Né en 1924 à Manhattan, Harvey Kurtzman est considéré comme l'un des créateurs les plus importants de la bande dessinée américaine. Dessinateur, scénariste, responsable dans les années 1950 et 1960 de plusieurs revues ayant profondément renouvelé l'humour américain, il reste relativement méconnu du grand public, alors que sa réputation est immense chez tous les dessinateurs américains contemporains. Il a influencé des auteurs français aussi remarquables que Morris, René Goscinny (ils furent amis), Georges Wolinski, Marcel Gotlib, René Pétillon…
Kurtzman a débuté professionnellement dans les années 50, en dessinant des pages d'humour pour les comic books de Marvel et en s'essayant comme scénariste à tous les genres alors en vogue. Mais c'est son entrée dans le staff d'EC Comics (éditeurs de comic books de science-fiction, de guerre et d'horreur) qui lui permet d'affirmer son talent.
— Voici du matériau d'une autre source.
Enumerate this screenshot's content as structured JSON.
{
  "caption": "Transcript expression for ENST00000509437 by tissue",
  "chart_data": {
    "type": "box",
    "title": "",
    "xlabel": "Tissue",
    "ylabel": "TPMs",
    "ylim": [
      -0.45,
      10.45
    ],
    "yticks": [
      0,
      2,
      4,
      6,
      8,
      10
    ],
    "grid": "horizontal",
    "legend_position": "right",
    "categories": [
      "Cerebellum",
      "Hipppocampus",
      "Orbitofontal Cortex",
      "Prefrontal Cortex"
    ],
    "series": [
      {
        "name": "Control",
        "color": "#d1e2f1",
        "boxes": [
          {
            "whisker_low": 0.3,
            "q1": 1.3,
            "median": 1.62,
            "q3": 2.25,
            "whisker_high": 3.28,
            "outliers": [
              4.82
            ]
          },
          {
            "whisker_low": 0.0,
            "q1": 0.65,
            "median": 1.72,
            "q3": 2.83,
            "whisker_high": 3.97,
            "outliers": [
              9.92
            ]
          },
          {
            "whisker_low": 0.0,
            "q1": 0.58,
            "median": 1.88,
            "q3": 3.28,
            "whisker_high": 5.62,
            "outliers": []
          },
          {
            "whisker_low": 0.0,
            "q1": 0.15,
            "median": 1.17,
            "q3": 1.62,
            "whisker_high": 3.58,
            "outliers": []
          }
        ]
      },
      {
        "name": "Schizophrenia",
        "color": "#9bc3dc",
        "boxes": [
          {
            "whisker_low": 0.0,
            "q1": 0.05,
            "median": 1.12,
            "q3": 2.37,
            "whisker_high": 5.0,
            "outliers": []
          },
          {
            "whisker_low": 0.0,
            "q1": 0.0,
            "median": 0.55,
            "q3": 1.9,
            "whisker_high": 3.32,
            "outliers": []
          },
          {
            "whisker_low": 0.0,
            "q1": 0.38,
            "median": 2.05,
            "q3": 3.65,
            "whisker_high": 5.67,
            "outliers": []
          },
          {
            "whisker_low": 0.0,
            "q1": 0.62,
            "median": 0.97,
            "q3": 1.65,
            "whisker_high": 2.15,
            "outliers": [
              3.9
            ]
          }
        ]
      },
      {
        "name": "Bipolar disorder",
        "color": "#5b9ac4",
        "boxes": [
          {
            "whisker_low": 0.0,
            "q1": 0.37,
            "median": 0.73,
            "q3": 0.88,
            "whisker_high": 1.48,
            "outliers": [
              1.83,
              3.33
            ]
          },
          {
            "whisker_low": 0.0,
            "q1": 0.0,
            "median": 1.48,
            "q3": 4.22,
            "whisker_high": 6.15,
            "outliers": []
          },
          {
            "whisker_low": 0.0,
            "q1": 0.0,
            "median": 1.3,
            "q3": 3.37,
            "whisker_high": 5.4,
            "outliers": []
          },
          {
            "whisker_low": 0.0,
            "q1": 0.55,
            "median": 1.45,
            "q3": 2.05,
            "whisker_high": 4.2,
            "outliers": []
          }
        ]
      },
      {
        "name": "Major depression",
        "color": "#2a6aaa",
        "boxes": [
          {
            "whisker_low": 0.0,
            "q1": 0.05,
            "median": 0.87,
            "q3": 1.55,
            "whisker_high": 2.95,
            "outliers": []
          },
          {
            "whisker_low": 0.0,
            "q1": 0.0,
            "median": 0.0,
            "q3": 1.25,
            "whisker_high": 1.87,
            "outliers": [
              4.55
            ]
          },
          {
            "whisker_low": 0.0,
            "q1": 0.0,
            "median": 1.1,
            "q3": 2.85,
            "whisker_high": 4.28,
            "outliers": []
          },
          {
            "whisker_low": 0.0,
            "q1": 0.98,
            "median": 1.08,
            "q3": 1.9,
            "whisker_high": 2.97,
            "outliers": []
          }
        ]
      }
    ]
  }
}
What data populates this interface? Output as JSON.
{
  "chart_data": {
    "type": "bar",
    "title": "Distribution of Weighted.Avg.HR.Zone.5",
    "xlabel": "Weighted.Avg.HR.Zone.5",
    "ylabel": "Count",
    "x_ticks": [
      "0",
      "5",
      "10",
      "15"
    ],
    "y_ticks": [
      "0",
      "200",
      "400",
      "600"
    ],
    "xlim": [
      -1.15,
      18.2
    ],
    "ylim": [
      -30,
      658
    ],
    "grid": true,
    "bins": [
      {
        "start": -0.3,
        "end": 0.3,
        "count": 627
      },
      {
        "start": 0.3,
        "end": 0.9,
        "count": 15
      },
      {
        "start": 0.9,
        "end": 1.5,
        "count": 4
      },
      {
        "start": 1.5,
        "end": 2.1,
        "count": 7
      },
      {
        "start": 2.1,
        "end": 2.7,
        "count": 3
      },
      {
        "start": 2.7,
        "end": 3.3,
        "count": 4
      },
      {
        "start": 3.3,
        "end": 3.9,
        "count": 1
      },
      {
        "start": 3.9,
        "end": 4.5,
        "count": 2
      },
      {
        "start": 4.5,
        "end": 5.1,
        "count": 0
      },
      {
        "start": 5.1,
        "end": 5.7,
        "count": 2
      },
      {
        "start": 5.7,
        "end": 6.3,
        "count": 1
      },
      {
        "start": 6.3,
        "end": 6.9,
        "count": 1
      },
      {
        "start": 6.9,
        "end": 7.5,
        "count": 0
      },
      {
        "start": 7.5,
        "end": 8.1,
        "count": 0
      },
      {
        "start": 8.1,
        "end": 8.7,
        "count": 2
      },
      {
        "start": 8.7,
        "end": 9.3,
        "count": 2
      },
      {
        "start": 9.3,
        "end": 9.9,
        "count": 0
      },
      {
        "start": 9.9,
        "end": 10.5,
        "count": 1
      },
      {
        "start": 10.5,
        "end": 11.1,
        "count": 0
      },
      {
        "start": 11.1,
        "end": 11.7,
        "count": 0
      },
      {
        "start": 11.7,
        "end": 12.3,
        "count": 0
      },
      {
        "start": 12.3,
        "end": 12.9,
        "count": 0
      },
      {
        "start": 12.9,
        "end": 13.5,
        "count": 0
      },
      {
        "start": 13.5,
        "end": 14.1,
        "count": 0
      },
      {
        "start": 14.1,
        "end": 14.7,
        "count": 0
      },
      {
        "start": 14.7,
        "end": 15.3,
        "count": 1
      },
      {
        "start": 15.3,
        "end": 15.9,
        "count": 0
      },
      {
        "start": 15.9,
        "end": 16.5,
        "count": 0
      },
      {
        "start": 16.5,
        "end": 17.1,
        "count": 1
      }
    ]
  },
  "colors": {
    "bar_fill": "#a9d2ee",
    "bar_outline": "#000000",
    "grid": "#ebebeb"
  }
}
Scénariste, pour Frontline Combat et Two-Fisted Tales, il fournit à ses dessinateurs des histoires entièrement dialoguées et découpées, d'une stupéfiante intelligence narrative. Les scénarios, loin des habituels récits revanchards et manichéens, décrivent la guerre comme une expérience qui broie des hommes dépassés par ce qu'ils affrontent.
C'est le lancement de Mad en 1952 qui va le faire entrer dans l'histoire de la culture populaire américaine. Inventeur du concept, scénariste de toutes les histoires qui paraissent dans les premiers numéros, il est le premier à user de la parodie comme d'une arme de critique sociale. S'attaquant d'abord aux classiques de la bande dessinée américaine, il moque ensuite l'American way of life qui triomphe alors dans l'Amérique des années 1950. Le succès de la revue, servie par des dessinateurs exceptionnels (Jack Davis, Bill Elder, Wallace Wood, John Severin), sera foudroyant. En conflit avec son éditeur, Kurtzman quitte Mad en 1956. Il crée des titres (Trump, Humbug) qui ne rencontrent pas le succès, malgré des contenus d'une exceptionnelle qualité. A partir de 1960, il anime Help !, revue d'articles, de bande dessinée et de romans photos comiques qui permettront à Robert Crumb, Woody Allen, John Cleese et Terry Gilliam de faire leurs premiers pas. La revue cesse de paraître en 1965. Kurtzman se lance alors avec Bill Elder et une pléiade de dessinateurs d'appoint, dans la création de Little Annie Fanny, pour Playboy. Bénéficiant d'énormes moyens de production, Little Annie Fanny (parodie d'un classique larmoyant et réactionnaire des années 1930), est à la fois une bande dessinée sexy et une mise en boîte délirante de l'Amérique des années 1960 à 1980. Par ailleurs collaborateur pour la télévision, scénariste et enseignant, Harvey Kurtzman ressent au cours des années 1980 les premiers effets de la maladie de Parkinson qui va handicaper la fin de sa vie. Il meurt en 1993, d'un cancer du foie.
Le Jungle Book d'Harvey Kurtzman est l'une des rares oeuvres entièrement de sa main. Réalisé en 1959 pour la maison Ballantine, il est aujourd'hui considéré comme l'un des premiers " romans graphiques " de la production américaine. Il ne s'agit pas pour Kurtzman de revisiter le livre de Rudyard Kipling, mais de se moquer une fois de plus du mode de vie américain. Divisé en quatre chapitres indépendants, le Jungle Book moque les feuilletons télévisuels, le monde de la presse et des médias, et les moeurs des petites villes du coeur des Etats-Unis. Il parvient à rendre hilarante une critique acerbe de son pays, et démontre une maîtrise impressionnante de la narration BD. Usant d'un trait enlevé et d'un lavis d'une parfaite lisibilité, il est d'une modernité mal perçue à l'époque, mais qui marque profondément les jeunes créateurs. Robert Crumb et Art Spiegelman, les deux figures marquantes de la bande dessinée US depuis les années 1960, tiennent ce livre en très haute estime (Spiegelman en parle comme d'un " texte sacré ").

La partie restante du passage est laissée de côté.